Metabolic engineering of Escherichia coli as a heterologous host for the enhanced production of medicinal molecules derived from kynurenine pathway

Abstract

Kynurenine pathway of tryptophan metabolism is widely present, and well characterized specifically in eukaryotes where aerobic degradation of L-tryptophan takes place and ultimately NADP is produced along with production of different medicinal molecules. In a few Streptomyces species also, tryptophan metabolism proceeds through kynurenine route, and finally leading to several medically important natural products with anti-cancer properties, including actinomycins, sibiromycin, and anthramycin. This pathway of aerobic metabolism of tryptophan is generally absent in prokaryotes. Due to availability of well-established tools and strategies for metabolic engineering, the model prokaryotic organism, Escherichia coli, has emerged as a cell factory for various natural product biosynthesis.

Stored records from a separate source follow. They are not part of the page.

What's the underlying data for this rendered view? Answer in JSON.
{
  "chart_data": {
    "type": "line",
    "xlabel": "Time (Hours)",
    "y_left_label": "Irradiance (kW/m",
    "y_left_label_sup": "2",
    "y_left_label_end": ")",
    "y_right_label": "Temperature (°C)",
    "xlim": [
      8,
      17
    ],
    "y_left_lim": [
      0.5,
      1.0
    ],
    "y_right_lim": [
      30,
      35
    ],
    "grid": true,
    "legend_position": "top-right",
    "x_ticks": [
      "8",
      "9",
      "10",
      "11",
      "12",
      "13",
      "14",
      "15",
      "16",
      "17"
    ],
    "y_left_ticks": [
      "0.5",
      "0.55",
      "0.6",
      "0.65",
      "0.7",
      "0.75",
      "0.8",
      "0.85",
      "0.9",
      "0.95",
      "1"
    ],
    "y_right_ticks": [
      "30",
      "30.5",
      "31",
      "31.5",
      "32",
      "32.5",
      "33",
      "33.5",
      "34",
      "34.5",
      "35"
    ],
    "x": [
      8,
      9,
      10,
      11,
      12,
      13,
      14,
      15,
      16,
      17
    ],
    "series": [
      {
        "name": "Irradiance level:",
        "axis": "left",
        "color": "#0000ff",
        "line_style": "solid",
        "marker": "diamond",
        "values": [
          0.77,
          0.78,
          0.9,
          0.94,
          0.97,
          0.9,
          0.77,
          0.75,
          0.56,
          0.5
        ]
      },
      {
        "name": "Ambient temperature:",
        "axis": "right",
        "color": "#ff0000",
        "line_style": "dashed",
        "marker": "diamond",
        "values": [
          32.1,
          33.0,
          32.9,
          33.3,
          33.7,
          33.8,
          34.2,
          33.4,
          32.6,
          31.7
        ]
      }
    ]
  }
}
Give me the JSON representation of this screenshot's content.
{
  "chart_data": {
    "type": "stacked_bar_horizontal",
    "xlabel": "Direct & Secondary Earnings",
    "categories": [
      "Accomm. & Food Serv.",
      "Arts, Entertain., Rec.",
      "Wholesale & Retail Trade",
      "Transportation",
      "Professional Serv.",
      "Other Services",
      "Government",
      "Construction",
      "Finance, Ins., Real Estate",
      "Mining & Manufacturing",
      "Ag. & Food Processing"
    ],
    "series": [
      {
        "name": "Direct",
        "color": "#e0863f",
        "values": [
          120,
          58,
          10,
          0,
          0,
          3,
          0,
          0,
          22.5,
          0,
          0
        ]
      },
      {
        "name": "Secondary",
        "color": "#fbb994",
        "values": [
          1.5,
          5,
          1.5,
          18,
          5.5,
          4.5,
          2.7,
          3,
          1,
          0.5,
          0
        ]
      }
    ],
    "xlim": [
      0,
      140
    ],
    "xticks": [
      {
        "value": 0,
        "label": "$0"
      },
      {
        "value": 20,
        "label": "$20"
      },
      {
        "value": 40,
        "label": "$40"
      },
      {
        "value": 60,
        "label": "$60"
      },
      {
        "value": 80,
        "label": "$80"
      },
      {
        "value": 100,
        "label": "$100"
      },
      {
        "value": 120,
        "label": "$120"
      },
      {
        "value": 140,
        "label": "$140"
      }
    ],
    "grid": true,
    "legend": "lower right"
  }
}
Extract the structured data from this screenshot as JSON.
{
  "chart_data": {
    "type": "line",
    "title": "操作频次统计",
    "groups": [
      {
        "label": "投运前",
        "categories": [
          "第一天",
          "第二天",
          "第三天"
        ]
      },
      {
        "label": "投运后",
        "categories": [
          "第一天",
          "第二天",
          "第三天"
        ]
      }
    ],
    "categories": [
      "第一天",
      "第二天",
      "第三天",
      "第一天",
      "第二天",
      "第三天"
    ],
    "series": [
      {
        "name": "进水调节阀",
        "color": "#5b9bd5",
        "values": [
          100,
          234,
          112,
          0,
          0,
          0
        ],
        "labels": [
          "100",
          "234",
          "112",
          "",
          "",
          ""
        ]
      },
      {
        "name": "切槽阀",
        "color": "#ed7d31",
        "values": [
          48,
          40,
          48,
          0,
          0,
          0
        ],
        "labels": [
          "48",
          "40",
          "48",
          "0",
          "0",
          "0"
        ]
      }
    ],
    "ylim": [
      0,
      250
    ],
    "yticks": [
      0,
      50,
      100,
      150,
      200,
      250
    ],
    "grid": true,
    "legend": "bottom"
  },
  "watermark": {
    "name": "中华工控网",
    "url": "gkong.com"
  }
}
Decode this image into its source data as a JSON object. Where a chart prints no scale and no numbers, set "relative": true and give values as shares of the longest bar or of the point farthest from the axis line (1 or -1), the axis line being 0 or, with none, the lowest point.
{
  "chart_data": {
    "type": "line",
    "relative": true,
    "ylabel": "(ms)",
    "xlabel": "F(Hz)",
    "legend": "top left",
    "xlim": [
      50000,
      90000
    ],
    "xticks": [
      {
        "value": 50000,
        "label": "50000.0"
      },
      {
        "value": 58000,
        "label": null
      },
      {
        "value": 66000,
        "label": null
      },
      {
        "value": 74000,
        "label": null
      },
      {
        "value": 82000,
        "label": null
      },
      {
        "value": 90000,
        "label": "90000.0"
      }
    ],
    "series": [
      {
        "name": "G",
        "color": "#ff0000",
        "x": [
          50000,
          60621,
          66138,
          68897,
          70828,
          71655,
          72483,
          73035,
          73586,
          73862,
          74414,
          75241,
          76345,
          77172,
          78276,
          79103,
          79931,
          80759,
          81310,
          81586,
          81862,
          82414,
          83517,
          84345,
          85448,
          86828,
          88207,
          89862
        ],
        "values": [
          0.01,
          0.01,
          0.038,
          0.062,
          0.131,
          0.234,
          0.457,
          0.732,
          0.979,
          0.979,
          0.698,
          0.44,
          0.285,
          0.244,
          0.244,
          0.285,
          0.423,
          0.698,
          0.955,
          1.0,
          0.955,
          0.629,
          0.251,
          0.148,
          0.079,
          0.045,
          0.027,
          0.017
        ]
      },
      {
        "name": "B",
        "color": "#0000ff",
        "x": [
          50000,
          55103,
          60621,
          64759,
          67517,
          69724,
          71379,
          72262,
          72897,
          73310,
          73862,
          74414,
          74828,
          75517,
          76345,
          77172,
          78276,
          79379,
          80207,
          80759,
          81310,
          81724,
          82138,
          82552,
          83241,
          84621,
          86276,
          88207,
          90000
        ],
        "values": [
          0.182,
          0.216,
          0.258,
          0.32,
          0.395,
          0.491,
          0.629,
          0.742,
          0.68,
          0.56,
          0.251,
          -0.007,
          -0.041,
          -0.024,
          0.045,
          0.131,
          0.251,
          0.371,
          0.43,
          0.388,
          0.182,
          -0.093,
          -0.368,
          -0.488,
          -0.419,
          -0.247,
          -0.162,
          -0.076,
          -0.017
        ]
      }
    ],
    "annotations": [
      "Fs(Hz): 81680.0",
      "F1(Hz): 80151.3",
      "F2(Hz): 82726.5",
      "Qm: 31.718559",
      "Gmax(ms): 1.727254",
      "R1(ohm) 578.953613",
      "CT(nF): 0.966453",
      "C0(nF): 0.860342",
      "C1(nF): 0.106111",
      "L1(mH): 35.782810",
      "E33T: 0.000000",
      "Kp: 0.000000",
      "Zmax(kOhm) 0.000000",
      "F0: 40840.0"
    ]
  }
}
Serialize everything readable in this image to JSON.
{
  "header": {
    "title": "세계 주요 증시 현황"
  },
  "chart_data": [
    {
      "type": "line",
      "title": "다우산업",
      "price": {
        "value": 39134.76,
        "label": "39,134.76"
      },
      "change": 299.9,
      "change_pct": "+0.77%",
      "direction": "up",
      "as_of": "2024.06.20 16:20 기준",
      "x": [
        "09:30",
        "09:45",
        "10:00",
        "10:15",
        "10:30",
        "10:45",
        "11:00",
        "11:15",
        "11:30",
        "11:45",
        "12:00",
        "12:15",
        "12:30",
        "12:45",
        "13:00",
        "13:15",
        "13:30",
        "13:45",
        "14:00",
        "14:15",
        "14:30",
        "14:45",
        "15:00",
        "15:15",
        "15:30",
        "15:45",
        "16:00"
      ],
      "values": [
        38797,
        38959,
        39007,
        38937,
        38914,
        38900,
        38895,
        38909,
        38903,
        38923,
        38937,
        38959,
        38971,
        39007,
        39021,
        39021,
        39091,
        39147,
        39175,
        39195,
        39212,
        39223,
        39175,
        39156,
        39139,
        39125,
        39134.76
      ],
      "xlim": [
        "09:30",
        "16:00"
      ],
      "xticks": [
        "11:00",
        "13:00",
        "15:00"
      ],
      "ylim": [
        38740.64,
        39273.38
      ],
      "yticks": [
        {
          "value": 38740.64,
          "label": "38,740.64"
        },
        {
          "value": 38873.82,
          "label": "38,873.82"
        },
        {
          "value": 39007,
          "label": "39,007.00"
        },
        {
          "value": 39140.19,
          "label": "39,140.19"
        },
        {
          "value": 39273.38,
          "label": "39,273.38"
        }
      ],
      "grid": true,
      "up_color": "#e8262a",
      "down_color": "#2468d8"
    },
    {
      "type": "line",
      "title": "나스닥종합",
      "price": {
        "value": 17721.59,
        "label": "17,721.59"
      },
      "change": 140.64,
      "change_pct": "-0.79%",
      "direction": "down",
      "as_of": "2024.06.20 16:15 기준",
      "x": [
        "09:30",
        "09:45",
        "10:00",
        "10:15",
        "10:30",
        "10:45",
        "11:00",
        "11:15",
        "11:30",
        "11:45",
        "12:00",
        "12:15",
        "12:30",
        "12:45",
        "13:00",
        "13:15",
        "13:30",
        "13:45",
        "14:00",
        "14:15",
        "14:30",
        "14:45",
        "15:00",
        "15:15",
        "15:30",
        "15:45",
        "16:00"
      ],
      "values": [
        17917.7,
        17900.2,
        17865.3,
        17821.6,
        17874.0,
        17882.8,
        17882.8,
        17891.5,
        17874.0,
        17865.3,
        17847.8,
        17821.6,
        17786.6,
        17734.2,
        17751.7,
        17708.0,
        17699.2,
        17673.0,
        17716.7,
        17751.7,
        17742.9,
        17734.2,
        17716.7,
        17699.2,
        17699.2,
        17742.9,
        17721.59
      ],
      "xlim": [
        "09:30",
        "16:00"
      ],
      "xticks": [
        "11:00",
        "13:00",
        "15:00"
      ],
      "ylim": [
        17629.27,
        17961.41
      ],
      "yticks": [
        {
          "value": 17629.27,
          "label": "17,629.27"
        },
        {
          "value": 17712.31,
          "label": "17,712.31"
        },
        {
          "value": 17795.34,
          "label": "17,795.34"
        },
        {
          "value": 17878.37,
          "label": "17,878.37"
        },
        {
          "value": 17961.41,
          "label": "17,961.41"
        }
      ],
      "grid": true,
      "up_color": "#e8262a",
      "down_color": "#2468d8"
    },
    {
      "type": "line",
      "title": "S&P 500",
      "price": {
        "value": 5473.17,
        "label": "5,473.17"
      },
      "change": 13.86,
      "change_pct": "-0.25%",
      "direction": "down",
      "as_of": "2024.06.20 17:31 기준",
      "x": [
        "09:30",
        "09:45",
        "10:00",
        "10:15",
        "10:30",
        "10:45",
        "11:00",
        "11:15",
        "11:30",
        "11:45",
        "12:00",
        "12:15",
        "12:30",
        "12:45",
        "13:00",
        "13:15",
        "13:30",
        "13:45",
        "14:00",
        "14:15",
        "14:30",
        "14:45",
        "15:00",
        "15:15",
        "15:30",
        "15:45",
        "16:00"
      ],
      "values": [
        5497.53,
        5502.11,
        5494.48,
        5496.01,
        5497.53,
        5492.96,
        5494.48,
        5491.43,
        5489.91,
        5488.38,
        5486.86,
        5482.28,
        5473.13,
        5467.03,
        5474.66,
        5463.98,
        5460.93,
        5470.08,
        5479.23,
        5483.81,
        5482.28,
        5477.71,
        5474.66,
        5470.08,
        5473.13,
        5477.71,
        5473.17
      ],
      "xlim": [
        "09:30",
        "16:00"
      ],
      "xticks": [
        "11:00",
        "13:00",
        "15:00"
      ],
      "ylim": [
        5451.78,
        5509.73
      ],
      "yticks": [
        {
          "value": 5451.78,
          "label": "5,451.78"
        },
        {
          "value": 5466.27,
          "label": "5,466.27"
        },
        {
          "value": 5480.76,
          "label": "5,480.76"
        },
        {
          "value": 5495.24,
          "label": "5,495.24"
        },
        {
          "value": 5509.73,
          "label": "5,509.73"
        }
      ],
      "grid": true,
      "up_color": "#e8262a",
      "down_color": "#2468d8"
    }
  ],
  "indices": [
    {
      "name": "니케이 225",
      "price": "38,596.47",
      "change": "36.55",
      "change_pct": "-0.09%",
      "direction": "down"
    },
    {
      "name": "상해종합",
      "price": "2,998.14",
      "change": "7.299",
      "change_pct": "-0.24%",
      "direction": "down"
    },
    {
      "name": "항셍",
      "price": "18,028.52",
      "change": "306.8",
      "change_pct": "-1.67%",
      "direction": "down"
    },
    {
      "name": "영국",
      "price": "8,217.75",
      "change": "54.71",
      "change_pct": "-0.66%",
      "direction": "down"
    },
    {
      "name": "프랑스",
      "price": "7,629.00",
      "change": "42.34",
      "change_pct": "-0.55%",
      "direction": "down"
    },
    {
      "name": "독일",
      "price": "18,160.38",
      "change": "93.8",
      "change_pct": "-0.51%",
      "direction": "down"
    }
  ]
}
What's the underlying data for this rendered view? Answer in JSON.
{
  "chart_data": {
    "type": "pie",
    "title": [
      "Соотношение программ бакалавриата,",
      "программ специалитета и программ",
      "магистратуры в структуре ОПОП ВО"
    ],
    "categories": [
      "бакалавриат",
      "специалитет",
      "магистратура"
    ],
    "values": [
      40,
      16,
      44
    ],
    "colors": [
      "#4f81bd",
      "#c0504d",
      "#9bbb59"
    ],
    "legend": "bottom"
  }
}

In this study, establishment of aerobic pathway of tryptophan metabolism in E. coli was explored in order to make this model organism a robust heterologous platform for production of various pharmaceutically active agents. Furthermore, competitive pathway inhibition and cofactor engineering were performed to enhance the production titers. The final engineered E. coli strains could produce 3-hydroxy-4-methylanthranilic acid (precursor to anti-tumor agents), actinocin (actinomycin D chromophore), kynurenic acid (dietary supplement) and 3-hydroxyanthranilic acid (anti-oxidant) in a minimal medium with glucose as sole carbon source. This is the first ever report of heterologous expression of kynurenine pathway in E. coli. The metabolic engineering strategies employed here could be useful for the production of other natural products in a microbial heterologous host.